In 1998 he published A History of Russia, Central Asia and Mongolia in which he studied the steppe and forest peoples of Inner Eurasia as opposed to 'outer Eurasia' – the crescent of agrarian civilizations from Europe, the Middle East, and India to China.

Christian transferred to San Diego State University in California in 2001. He taught students in subjects such as world history and the history of the environment, as well as the history of Inner Eurasia. In 2005, his 600-page book Maps of Time was published, which a reviewer described as a "remarkable work of synthesis and scholarship." Christian has additional teaching affiliations with the University of Vermont and Ewha Womans University in Seoul. In 2009, he transferred back to Macquarie University.
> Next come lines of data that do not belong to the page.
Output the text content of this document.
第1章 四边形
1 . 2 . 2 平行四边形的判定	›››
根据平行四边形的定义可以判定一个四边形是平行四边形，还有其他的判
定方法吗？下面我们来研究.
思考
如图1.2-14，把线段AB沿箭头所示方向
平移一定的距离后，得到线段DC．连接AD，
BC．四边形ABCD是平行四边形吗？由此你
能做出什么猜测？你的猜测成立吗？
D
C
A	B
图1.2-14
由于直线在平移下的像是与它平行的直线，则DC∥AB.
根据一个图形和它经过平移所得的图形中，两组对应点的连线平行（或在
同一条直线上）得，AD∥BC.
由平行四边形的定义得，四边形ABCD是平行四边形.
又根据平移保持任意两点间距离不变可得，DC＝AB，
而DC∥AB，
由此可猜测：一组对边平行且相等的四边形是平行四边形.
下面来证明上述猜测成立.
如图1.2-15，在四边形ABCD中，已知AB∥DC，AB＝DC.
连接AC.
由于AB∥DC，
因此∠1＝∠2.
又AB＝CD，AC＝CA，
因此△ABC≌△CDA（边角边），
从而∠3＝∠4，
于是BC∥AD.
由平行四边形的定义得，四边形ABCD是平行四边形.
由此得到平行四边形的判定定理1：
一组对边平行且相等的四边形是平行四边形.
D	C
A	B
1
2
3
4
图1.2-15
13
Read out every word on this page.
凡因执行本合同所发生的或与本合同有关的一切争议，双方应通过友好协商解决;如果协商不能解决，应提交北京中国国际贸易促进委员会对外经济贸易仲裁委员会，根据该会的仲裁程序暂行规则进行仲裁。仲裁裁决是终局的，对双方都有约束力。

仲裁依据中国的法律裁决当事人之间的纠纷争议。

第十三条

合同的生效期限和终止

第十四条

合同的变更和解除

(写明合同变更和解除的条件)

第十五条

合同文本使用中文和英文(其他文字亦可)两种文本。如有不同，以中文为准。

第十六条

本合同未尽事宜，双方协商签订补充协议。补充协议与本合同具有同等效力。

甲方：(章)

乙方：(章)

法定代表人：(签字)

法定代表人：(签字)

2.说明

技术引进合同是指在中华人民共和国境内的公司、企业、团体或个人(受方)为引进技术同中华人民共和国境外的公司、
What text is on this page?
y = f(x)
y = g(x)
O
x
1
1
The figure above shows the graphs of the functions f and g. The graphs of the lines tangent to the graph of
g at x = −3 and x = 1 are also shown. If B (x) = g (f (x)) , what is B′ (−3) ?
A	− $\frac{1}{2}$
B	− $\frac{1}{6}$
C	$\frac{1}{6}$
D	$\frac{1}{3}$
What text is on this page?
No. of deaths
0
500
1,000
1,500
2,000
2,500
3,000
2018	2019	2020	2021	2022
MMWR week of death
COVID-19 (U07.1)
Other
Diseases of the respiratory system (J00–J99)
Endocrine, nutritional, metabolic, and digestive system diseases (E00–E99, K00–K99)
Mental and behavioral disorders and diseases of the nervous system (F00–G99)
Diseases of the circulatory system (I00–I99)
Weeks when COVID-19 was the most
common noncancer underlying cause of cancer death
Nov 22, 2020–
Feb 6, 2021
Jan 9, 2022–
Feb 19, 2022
In 2010, Christian predicted that historical scholarship would have less emphasis on document-based research and more on empirical research, and he wrote:

...Over the next fifty years we will see a return of the ancient tradition of "universal history"; but this will be a new form of universal history that is global in its practice and scientific in its spirit and methods.
— David Christian in History and Theory, 2010

Philanthropist Bill Gates presented David Christian at the TED 2011 Conference in Long Beach, California. At that time, Christian announced his Big History Project initiative to teach the subject to secondary school students in Australia and the United States. Currently, he is serving as president of the International Big History Association.

==Awards and honors==
- 1999: Fellow of the Australian Academy of the Humanities
- 2005: World History Association Book Prize, Maps of Time
- 2014: Distinguished Professor, Macquarie University

==Publications==
- Bread and Salt: A Social and Economic History of Food and Drink in Russia, 1984, co-written with R. E. F. Smith
- A History of Russia, Central Asia and Mongolia, volume 1, 1998
- Maps of Time: An Introduction to Big History, 2005, University of California Press
- Big History: Between Nothing and Everything, first edition, 2014, McGraw-Hill Education (co-written by Cynthia Stokes Brown and Craig Benjamin)
- Origin Story: A Big History of Everything, 2018, Little, Brown and Company, ISBN 9780316392006
- "Future Stories: What's Next", 2022, Little, Brown Spark.